En un poema dedicado al cuadro de Rembrandt siete años después de su ejecución, Caspar Barlaeus elogia cómo «los malvados, que hicieron el mal mientras vivieron, hacen el bien tras su muerte; la salud se beneficia de la muerte misma». Sustitúyase o no «malvados» por «errados»: aquí tenemos una buena descripción de la oportunidad que abrirán las urnas para que quien suceda a Zapatero y su catastrófico Gobierno aprenda de sus desoladoras equivocaciones. Pero mucho me temo que para ello el doctor Rajoy va a tener que abandonar su pausado hieratismo y abrir en canal el cadáver, que no es solamente el de su adversario sino también el de la propia España, pues es en su estómago donde están alojados todos los sapos, culebras y hasta caimanes tipo Bildu que nos han hecho tragar.
En el siglo XVII a un médico le resultaba más fácil lucirse en una sesión de anatomía que curar enfermedades que ni siquiera era capaz de diagnosticar. De hecho a la hora de la verdad el vademécum del doctor Tulp siempre desembocaba en la colocación de sanguijuelas, las revulsiones con ventosas de cristal caliente destinadas a «arrancar» las infecciones y las trepanaciones craneales para aliviar la presión sobre el cerebro de quienes padecían fuertes dolores de cabeza.

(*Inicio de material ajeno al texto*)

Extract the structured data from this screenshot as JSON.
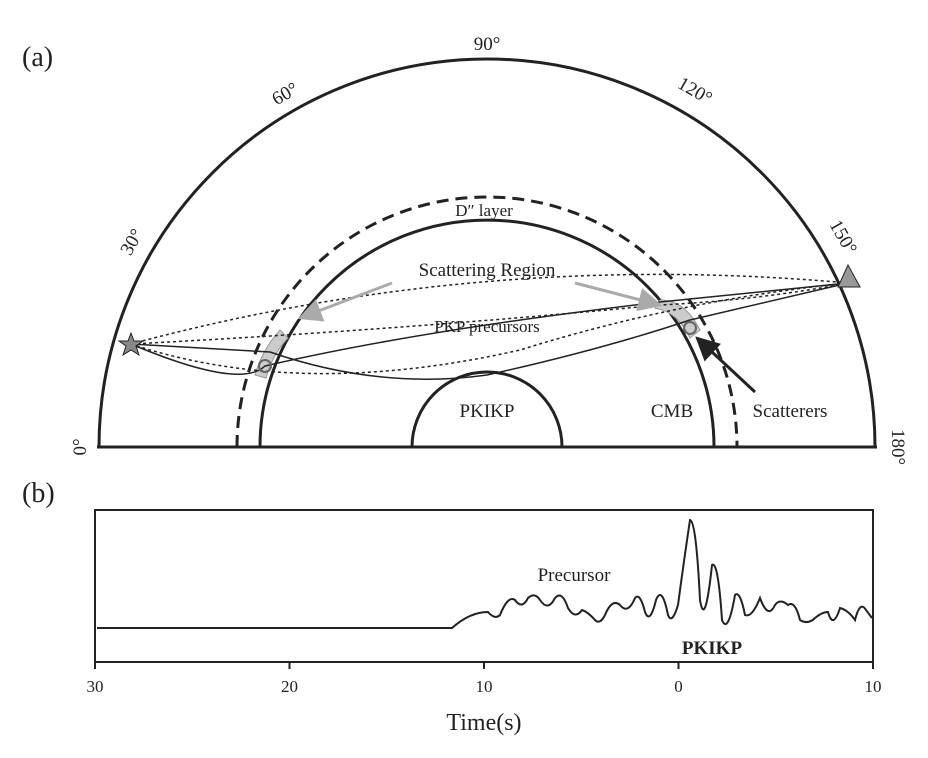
{
  "panel_a": {
    "label": "(a)",
    "degree_labels": [
      "0°",
      "30°",
      "60°",
      "90°",
      "120°",
      "150°",
      "180°"
    ],
    "d_layer": "D″ layer",
    "scattering_region": "Scattering Region",
    "pkp_precursors": "PKP precursors",
    "pkikp": "PKIKP",
    "cmb": "CMB",
    "scatterers": "Scatterers"
  },
  "panel_b": {
    "label": "(b)",
    "precursor": "Precursor",
    "pkikp": "PKIKP",
    "xlabel": "Time(s)",
    "xlim": [
      -30,
      10
    ],
    "xticks": [
      {
        "value": -30,
        "label": "30"
      },
      {
        "value": -20,
        "label": "20"
      },
      {
        "value": -10,
        "label": "10"
      },
      0,
      10
    ]
  }
}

El doctor Rajoy podrá aplicar otras técnicas pero en definitiva tendrá que intervenir sobre órganos y zonas mucho más sensibles que los flexores de un antebrazo pues, por purulenta que nos parezca, nuestra crisis económica no es sino el producto de una honda crisis política autóctona exacerbada por una mala coyuntura internacional.
De todas las miradas de los protagonistas del cuadro de Rembrandt la más singular es la del propio doctor Tulp, que «se pierde en la distancia como en un rapto de meditación cristiana» para simbolizar «que su destreza es la genialidad del Creador». De todos los presidentes de la democracia, Zapatero es el único que se ha declarado abiertamente ateo. Rajoy, por el contrario, es católico practicante y aunque no me cabe duda de que seguirá dando al César lo que es del César, más le vale ir invocando la protección del más allá, ya se trate del cielo redentor o de los manes de la filosofía, a ver si eso le ayuda a discernir lo esencial de lo accesorio, porque como escribe Schama, fijándose en ese doctor Tulp con una mano alzada y la otra sosteniendo su herramienta, «saber es ver; ver es saber: la cáscara y el grano, el cuerpo y el alma». Nuestra cáscara se agrieta día tras día, pero la fuente de los males que padecemos brota desde mucho más hondo, pues está alojada en las entrañas mismas del alma de España.